If your doctor has ever prescribed a new drug for you for anything at all, rest assured that even if you don’t know what it is or how it works, it has been through the ringer as far as testing is concerned. That doesn’t mean you shouldn’t still do all of the research you might be inclined to do, but it does mean that you can bet that the drug has been thoroughly tested. In fact, it has been put through the four phases of clinical drug development and if it has emerged ready for you to take, you can know that it must have passed the trials with flying colors.

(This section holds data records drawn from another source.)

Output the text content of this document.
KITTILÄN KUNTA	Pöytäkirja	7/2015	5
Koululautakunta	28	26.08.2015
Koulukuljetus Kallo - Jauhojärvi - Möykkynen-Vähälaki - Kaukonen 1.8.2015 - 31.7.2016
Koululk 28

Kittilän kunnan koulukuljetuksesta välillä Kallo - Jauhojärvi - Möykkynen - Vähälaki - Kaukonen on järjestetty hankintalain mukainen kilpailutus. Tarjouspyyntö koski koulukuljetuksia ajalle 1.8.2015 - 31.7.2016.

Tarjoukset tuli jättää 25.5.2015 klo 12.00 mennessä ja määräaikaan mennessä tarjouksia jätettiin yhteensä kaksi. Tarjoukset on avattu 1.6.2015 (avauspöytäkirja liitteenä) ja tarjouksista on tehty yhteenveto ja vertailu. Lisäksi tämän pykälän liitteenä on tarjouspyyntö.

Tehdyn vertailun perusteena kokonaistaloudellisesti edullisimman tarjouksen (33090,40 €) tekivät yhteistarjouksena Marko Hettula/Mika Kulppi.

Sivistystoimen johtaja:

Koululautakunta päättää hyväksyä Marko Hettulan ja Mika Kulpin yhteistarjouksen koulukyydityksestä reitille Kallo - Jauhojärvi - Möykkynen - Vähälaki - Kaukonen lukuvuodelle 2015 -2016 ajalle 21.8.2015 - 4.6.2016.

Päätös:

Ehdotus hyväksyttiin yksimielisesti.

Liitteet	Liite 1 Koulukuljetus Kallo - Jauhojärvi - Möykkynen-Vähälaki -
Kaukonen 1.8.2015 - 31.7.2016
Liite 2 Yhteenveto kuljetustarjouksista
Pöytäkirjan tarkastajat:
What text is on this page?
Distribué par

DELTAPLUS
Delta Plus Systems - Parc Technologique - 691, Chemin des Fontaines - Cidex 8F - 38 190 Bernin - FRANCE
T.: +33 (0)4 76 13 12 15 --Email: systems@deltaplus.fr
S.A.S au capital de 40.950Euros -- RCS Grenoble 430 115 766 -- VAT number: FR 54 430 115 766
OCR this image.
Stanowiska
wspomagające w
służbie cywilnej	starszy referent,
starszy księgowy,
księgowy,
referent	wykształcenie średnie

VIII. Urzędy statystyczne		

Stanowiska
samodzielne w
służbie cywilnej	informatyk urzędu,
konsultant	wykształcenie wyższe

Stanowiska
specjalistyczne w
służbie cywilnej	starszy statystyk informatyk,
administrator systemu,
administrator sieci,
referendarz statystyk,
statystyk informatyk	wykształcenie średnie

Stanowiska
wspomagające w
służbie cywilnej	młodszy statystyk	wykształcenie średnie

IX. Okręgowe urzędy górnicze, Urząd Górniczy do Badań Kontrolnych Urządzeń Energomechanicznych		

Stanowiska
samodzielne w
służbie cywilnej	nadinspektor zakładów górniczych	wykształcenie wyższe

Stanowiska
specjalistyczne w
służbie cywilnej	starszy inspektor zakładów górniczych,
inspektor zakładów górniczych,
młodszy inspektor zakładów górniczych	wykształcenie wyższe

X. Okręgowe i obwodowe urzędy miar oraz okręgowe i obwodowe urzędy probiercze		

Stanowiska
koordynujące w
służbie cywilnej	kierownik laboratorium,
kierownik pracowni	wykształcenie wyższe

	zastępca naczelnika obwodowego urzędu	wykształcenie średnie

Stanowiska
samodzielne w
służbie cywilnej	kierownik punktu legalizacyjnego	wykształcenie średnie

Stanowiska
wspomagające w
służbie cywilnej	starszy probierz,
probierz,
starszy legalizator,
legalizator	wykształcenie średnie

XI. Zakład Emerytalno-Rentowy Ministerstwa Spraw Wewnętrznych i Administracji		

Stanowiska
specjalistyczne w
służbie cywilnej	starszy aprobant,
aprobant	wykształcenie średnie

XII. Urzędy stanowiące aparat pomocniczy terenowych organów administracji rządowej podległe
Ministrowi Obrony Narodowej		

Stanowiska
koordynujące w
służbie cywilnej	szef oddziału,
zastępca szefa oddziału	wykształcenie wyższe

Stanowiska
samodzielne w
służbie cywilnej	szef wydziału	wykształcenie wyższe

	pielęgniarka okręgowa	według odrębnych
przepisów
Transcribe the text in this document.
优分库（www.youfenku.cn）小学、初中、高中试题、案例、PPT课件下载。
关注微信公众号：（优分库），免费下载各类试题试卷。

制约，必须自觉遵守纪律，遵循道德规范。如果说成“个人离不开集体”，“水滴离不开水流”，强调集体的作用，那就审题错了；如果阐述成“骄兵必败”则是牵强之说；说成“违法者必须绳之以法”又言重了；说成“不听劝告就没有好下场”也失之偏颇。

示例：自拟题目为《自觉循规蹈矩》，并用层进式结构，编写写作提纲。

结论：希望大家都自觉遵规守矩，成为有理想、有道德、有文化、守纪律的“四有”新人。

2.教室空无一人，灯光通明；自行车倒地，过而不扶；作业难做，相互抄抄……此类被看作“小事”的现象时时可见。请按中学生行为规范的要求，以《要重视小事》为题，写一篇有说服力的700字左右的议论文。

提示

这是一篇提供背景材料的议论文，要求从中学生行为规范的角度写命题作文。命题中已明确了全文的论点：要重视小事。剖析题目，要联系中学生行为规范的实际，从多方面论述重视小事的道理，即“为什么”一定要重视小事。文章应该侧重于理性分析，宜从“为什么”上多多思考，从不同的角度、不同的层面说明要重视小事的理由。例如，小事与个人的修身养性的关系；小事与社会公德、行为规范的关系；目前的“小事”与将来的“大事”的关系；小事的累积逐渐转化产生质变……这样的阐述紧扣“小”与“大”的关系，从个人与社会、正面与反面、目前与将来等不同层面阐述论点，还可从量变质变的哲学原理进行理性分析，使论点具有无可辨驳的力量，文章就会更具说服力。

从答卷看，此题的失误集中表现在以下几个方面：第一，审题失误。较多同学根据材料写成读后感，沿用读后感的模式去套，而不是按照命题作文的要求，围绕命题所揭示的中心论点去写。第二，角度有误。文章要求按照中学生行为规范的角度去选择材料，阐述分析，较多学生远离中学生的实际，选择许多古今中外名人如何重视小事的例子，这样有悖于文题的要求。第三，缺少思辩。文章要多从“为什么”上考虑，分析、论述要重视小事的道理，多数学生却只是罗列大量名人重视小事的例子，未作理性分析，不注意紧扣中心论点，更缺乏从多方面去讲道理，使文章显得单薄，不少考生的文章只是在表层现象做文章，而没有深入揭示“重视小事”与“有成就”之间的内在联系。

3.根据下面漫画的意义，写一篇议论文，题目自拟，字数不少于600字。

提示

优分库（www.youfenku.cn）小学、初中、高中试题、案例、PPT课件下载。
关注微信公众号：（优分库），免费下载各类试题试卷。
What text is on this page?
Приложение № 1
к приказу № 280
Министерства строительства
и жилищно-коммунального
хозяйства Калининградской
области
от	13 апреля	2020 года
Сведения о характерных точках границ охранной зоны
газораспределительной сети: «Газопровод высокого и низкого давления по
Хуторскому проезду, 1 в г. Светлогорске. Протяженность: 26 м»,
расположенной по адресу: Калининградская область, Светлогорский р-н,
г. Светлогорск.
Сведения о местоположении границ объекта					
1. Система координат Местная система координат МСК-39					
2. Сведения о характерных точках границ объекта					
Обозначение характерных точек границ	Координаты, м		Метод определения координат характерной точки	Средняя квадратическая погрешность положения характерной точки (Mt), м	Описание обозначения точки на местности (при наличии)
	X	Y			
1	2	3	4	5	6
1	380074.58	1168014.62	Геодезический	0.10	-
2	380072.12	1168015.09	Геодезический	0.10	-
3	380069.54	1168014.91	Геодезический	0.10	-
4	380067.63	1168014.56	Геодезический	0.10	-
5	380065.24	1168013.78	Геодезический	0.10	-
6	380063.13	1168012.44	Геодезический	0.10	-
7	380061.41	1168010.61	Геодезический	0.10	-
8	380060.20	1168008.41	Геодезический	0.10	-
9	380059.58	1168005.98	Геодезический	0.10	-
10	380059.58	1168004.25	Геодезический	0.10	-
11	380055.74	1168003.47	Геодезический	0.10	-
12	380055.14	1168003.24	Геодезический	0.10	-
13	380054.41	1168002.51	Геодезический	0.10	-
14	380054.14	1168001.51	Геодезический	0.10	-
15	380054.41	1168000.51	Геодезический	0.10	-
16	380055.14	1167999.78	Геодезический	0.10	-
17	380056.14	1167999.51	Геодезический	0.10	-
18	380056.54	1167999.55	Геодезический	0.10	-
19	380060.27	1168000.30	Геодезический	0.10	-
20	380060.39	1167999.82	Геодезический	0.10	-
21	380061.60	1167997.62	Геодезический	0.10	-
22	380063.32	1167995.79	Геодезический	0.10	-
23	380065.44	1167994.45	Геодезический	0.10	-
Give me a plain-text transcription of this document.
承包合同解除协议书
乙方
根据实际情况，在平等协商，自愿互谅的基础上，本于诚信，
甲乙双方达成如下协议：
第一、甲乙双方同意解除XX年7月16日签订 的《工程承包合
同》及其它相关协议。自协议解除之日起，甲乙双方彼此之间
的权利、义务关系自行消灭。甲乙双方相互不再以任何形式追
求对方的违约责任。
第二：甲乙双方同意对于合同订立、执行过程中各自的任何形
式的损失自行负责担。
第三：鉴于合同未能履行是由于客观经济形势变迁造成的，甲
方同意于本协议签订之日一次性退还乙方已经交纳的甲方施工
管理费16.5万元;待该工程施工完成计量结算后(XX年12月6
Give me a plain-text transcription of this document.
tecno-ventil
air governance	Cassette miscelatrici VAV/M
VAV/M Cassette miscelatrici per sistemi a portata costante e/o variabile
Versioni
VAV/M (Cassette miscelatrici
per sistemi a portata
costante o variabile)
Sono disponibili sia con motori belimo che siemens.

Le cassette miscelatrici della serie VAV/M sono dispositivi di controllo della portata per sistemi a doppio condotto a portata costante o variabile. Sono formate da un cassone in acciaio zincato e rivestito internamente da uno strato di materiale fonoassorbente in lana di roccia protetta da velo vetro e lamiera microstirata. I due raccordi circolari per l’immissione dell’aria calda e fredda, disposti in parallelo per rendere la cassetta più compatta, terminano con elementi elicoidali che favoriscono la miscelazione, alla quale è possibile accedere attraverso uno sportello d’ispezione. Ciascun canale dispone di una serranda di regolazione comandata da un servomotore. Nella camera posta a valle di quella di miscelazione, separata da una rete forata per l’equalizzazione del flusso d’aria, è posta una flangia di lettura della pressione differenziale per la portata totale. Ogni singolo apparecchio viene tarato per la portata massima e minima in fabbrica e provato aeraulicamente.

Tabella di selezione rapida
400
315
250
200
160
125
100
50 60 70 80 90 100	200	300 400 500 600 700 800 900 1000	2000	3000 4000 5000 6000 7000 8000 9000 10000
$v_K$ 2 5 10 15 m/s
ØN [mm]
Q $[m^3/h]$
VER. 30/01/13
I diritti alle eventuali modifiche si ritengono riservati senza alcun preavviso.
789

There are four phases of clinical trials that new drugs have to go through in medical research studies. The phase 1 clinical trial, the phase 2 clinical trial which is a more in-depth version of phase 1, phase 3 which collects an enormous amount of data, and phase 4 which is mostly post-approval studies.
Phase 1 is a clinical study during which researchers will test a drug on a very small group of people for the first time. The test group will number anywhere from about 20-80 people and the tests will basically evaluate the drug’s safety and whether or not the drug will have side effects. It is a very general trial and since nothing has been done on humans before, would be one of the most important of the tests in clinical drug development.
Phase 2 is the phase in which the patients go up in number, ranging mostly from around 100-300 or so. It is during this phase that the new drug is being ushered out with a real concern for finding out how effective it might be. What is being studied here is the drug’s efficacy but also how it might be affecting a patient in adverse ways. The larger number of patients give the researchers a better indication of what kind of person is taking the drug and what their habits and lifestyle are like. This gives researchers more data to work with.
Phase 3 in a clinical drug development study sees this drug now being administered to a much larger group of people. Anywhere from 1,000 to 3,000 people will be given the test drug that has already gone through the first two phases of testing. What researchers are looking for at this point is confirmation of the drug’s effectiveness, whether or not there are significant side effects, how it might stand up alongside any standard of equivalent treatments already being used, and to collect any information that might improve the safety of the new drug.
By the time a new drug reaches the fourth phase in the clinical drug development process, it has largely been approved. These further tests are basically follow up tests that monitor patients and how they handle the drugs in long-term cases. The fourth phase has passed all of the watermarks set by a very high standard of excellence and can now be presented for FDA approval.